Well, the kids have been great, people really like it, it's doing really well, and it's been fun to do. I was a little bit skeptical in the beginning going in, but we figured out that we can kind of have the same show, have kids as contestants, and it became interesting. They make good television, they're great cooks, they're very savvy, sophisticated, and entertaining in their reality cooking show. And next season we'll start casting, so we're looking for a newer, bigger season and I'm excited.

How would you classify the ideal candidate?
First of all, we're going to have thousands of people show up, so you've got to have a good dish. I always say to bring a dish that tells us about you because there are a lot of people tasting, there's a lot of food flying around that day, so you really have to try to pop. Pop on the plate and also make yourself known physically. Do something, just try to grab someone's attention, because there's so much input, there's so many people, and obviously we're looking for the best dishes, we're also looking for interesting people who can tell a story, looking for personalities.
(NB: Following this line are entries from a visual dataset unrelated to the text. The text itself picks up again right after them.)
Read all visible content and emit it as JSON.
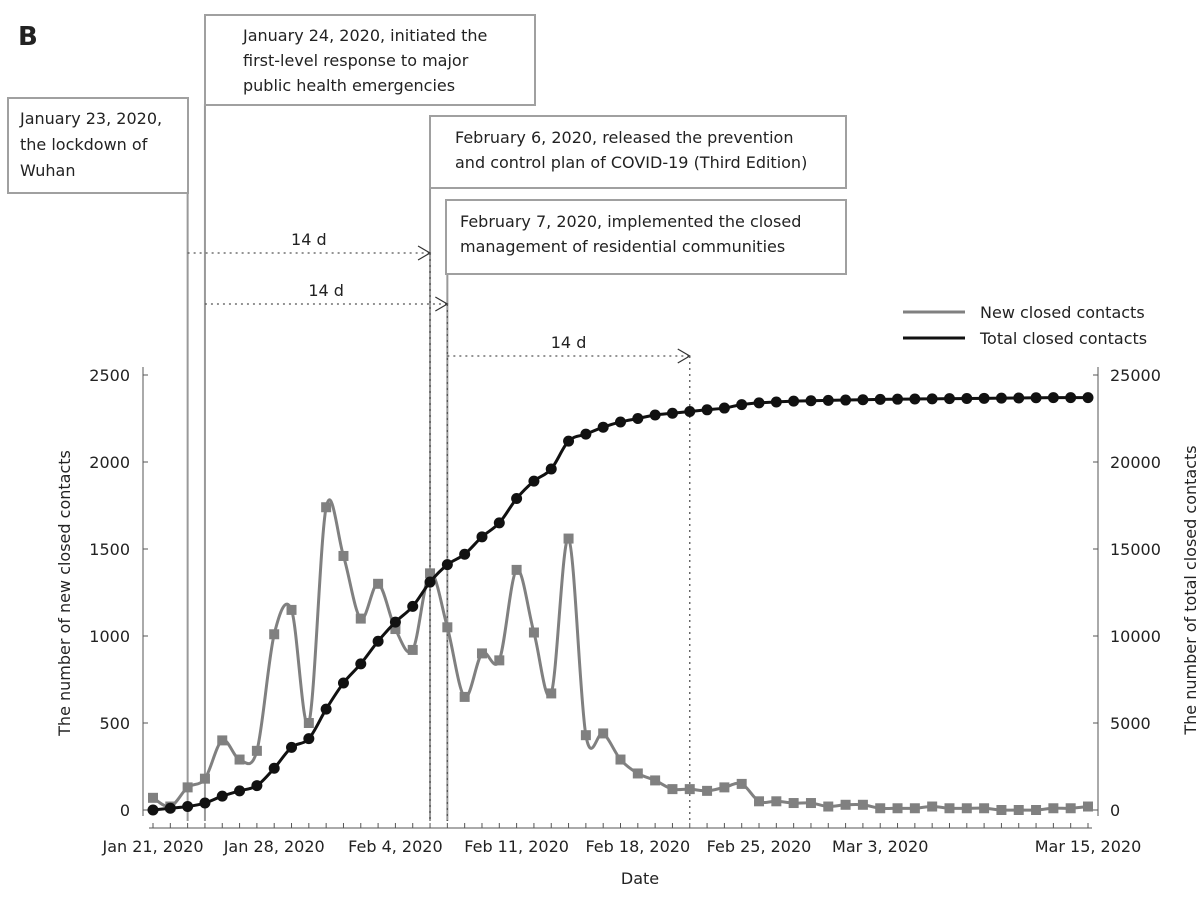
{
  "panel_label": "B",
  "chart_data": {
    "type": "line",
    "xlabel": "Date",
    "ylabel_left": "The number of new closed contacts",
    "ylabel_right": "The number of total closed contacts",
    "ylim_left": [
      0,
      2500
    ],
    "ylim_right": [
      0,
      25000
    ],
    "xlim": [
      "2020-01-21",
      "2020-03-15"
    ],
    "x_ticks": [
      "Jan 21, 2020",
      "Jan 28, 2020",
      "Feb 4, 2020",
      "Feb 11, 2020",
      "Feb 18, 2020",
      "Feb 25, 2020",
      "Mar 3, 2020",
      "Mar 15, 2020"
    ],
    "y_ticks_left": [
      0,
      500,
      1000,
      1500,
      2000,
      2500
    ],
    "y_ticks_right": [
      0,
      5000,
      10000,
      15000,
      20000,
      25000
    ],
    "grid": false,
    "legend_position": "top-right",
    "x": [
      "2020-01-21",
      "2020-01-22",
      "2020-01-23",
      "2020-01-24",
      "2020-01-25",
      "2020-01-26",
      "2020-01-27",
      "2020-01-28",
      "2020-01-29",
      "2020-01-30",
      "2020-01-31",
      "2020-02-01",
      "2020-02-02",
      "2020-02-03",
      "2020-02-04",
      "2020-02-05",
      "2020-02-06",
      "2020-02-07",
      "2020-02-08",
      "2020-02-09",
      "2020-02-10",
      "2020-02-11",
      "2020-02-12",
      "2020-02-13",
      "2020-02-14",
      "2020-02-15",
      "2020-02-16",
      "2020-02-17",
      "2020-02-18",
      "2020-02-19",
      "2020-02-20",
      "2020-02-21",
      "2020-02-22",
      "2020-02-23",
      "2020-02-24",
      "2020-02-25",
      "2020-02-26",
      "2020-02-27",
      "2020-02-28",
      "2020-02-29",
      "2020-03-01",
      "2020-03-02",
      "2020-03-03",
      "2020-03-04",
      "2020-03-05",
      "2020-03-06",
      "2020-03-07",
      "2020-03-08",
      "2020-03-09",
      "2020-03-10",
      "2020-03-11",
      "2020-03-12",
      "2020-03-13",
      "2020-03-14",
      "2020-03-15"
    ],
    "series": [
      {
        "name": "New closed contacts",
        "color": "#808080",
        "marker": "square",
        "axis": "left",
        "values": [
          70,
          20,
          130,
          180,
          400,
          290,
          340,
          1010,
          1150,
          500,
          1740,
          1460,
          1100,
          1300,
          1040,
          920,
          1360,
          1050,
          650,
          900,
          860,
          1380,
          1020,
          670,
          1560,
          430,
          440,
          290,
          210,
          170,
          120,
          120,
          110,
          130,
          150,
          50,
          50,
          40,
          40,
          20,
          30,
          30,
          10,
          10,
          10,
          20,
          10,
          10,
          10,
          0,
          0,
          0,
          10,
          10,
          20
        ]
      },
      {
        "name": "Total closed contacts",
        "color": "#111111",
        "marker": "circle",
        "axis": "right",
        "values": [
          0,
          100,
          200,
          400,
          800,
          1100,
          1400,
          2400,
          3600,
          4100,
          5800,
          7300,
          8400,
          9700,
          10800,
          11700,
          13100,
          14100,
          14700,
          15700,
          16500,
          17900,
          18900,
          19600,
          21200,
          21600,
          22000,
          22300,
          22500,
          22700,
          22800,
          22900,
          23000,
          23100,
          23300,
          23400,
          23450,
          23500,
          23520,
          23540,
          23560,
          23580,
          23600,
          23610,
          23620,
          23630,
          23640,
          23650,
          23660,
          23670,
          23680,
          23690,
          23700,
          23700,
          23700
        ]
      }
    ],
    "events": [
      {
        "date": "2020-01-23",
        "text": [
          "January 23, 2020,",
          "the lockdown of",
          "Wuhan"
        ]
      },
      {
        "date": "2020-01-24",
        "text": [
          "January 24, 2020, initiated the",
          "first-level response to major",
          "public health emergencies"
        ]
      },
      {
        "date": "2020-02-06",
        "text": [
          "February 6, 2020, released the prevention",
          "and control plan of COVID-19 (Third Edition)"
        ]
      },
      {
        "date": "2020-02-07",
        "text": [
          "February 7, 2020, implemented the closed",
          "management of residential communities"
        ]
      }
    ],
    "intervals": [
      {
        "from": "2020-01-23",
        "to": "2020-02-06",
        "label": "14 d"
      },
      {
        "from": "2020-01-24",
        "to": "2020-02-07",
        "label": "14 d"
      },
      {
        "from": "2020-02-07",
        "to": "2020-02-21",
        "label": "14 d"
      }
    ]
  }
}
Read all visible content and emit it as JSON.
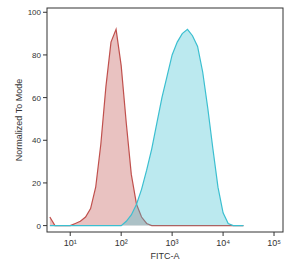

It's a great cooking competition, but it's also a TV show, so you need a rare combination of excellent culinary talents but also the ability to express yourself through your food.

I wanted to ask you about the weight loss effort and the struggle behind that.
I think it's such a personal thing. For me, it was about seven years ago, I was just about losing weight for medical reasons I had. For me, it was just incorporating endurance sports in my life. Running, marathons, and triathlons. Just a balance of changing how you look at food as being a reward for your daily activities and thinking of it as being more energy and fuel for ambition. That was the big 'a-ha' moment for me because I was brought up in a world where food was a reward, a celebration, there were always dishes, you had to eat this. And if you can step away from that and fill your life so that you can refuel by food, then everything you eat is kind of like a gas in your tank, it changes the way you feel about things. I don't feel like I have the perfect formula, I think it's a personal thing for everybody.

Are you still able to pretty much eat what you want?
Yeah, because I exercise so much. I run every day. I mean, I still don't eat like 20 years ago, when Mario and I would go to Balthazar at three in the morning and have coq au vin for two. I think I'd be dead if we did that. So I don't do that anymore. But I eat earlier. I try not to eat too close to bedtime, all the things that happen when you get older. But, good sensible choices, I think you can still have a big meal, just try to do it during the day, bigger lunches than dinners. I like to drink wine more in the day than at night if I can.

What's next for you? Is there anything that you haven't conquered yet that's at the top of your list?
I mean, every day there are so many great things. There's Eataly, there's Los Angeles, which is coming down the pipeline, there's Philadelphia, São Paulo, Brazil, is being built as we speak. In the restaurant world, a lot of things going in in Vegas and Asia, opening up in Macao.

Does it ever get to the point where it's overwhelming with all of this happening?
No, there are a lot of great people in the company, people who have full accountability and responsibility for projects, and they them get done right and can be proud of them. Mario and I don't do everything, it would be impossible. But, we do hopefully get to participate and we have a wonderful organization that we can really rely on and that supplies us with a lot of personal satisfaction.